In separate presentations, Mack and sister company Volvo Trucks North America produced endorsements from Burns Motor Freight Inc., Marlinton, W.Va., a truckload carrier owned by Fred Burns, a former chairman of American Trucking Associations, and from Watkins and Shepard Trucking Inc. CEO Ray Kuntz, ATA’s immediate past chairman.
Daniel Ustian, Navistar chairman and chief executive officer, said his company chose EGR because it is “a building block to what is good for the customer and a building block to the next round of emissions rules on carbon dioxide.”
Allen said the appeal of EGR is rooted in the fact that truck buyers have been using the technology since October 2002 and are now very familiar with it.

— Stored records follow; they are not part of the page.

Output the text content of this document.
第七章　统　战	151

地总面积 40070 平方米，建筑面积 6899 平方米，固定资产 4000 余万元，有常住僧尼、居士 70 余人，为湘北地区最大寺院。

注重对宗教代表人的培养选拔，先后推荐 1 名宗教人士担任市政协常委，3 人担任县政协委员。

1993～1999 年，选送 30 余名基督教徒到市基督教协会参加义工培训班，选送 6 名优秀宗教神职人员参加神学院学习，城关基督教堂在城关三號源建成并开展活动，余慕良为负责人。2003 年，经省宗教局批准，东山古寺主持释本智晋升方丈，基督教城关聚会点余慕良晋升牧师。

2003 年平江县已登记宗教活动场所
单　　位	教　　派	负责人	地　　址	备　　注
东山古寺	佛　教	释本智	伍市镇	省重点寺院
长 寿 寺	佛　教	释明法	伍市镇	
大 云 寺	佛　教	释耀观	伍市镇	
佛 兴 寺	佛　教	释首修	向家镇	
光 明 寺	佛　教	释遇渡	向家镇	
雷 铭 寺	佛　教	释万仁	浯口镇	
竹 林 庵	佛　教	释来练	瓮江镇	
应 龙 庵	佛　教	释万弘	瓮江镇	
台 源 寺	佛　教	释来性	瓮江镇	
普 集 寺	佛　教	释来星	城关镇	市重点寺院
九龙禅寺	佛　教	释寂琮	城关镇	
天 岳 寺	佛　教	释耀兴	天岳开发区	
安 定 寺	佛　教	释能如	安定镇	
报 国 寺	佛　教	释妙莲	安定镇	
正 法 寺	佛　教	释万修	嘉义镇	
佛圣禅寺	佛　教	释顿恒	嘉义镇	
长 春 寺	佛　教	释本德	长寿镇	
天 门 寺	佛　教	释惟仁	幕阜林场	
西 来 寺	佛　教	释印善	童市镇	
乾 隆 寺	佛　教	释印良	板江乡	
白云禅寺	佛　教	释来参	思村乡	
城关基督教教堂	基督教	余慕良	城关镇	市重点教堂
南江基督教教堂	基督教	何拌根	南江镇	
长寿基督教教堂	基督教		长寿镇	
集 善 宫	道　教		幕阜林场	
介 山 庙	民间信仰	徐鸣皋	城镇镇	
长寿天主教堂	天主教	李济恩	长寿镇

He also said the approach makes no new demands on truck owners.
“SCR has five new major mission-critical components, but with our EGR, there’s nothing new,” Allen said. Navistar’s 2010 engines address the tighter standards for nitrogen oxide emissions through improvements in fuel injection, piston design, air management and combustion monitoring, he said.
The first two days of Mid-America featured two major engine unveilings. Independent engine maker Cummins Inc. presented 12-liter and 15-liter versions of its ISX model, and Navistar demonstrated its new 15-liter MaxxForce, which will be based in part on the Caterpillar C-15 engine.
The Jan. 1, 2010, tightening of emission standards will be the third in less than a decade by the U.S. Environmental Protection Agency. The federal standard for nitrogen oxide emissions will drop to
0.2 gram per brake horsepower-hour from about 1.2 grams. The particulate matter standard will stay at 0.01 gram per unit of output.
Emissions limits also were tightened in January 2007 and October 2002. The OEMs have focused much of their argument on the issue of which technology approach is easier for customers to use.
Navistar executives said forcing drivers of SCR tractors to shop for DEF is not hospitable. Furthermore, the weight of SCR systems will cause carriers that haul heavy loads to forgo the last increments of tonnage as tractors bump up against the 80,000-pound weight limit.
Daimler’s Patterson shot back that asking customers to pay for 3% to 5% more fuel is inflicting a burden upon them. A Volvo engineer added that SCR engines require less-frequent active regeneration of soot filters than EGR models do, and that is far more liberating than asking a driver to pump a few gallons of diesel exhaust fluid.
Kenworth Trucks and Peterbilt Motors also will use SCR engines in 2010, but they did not attend MATS.
Caterpillar is leaving the truck engine business this year.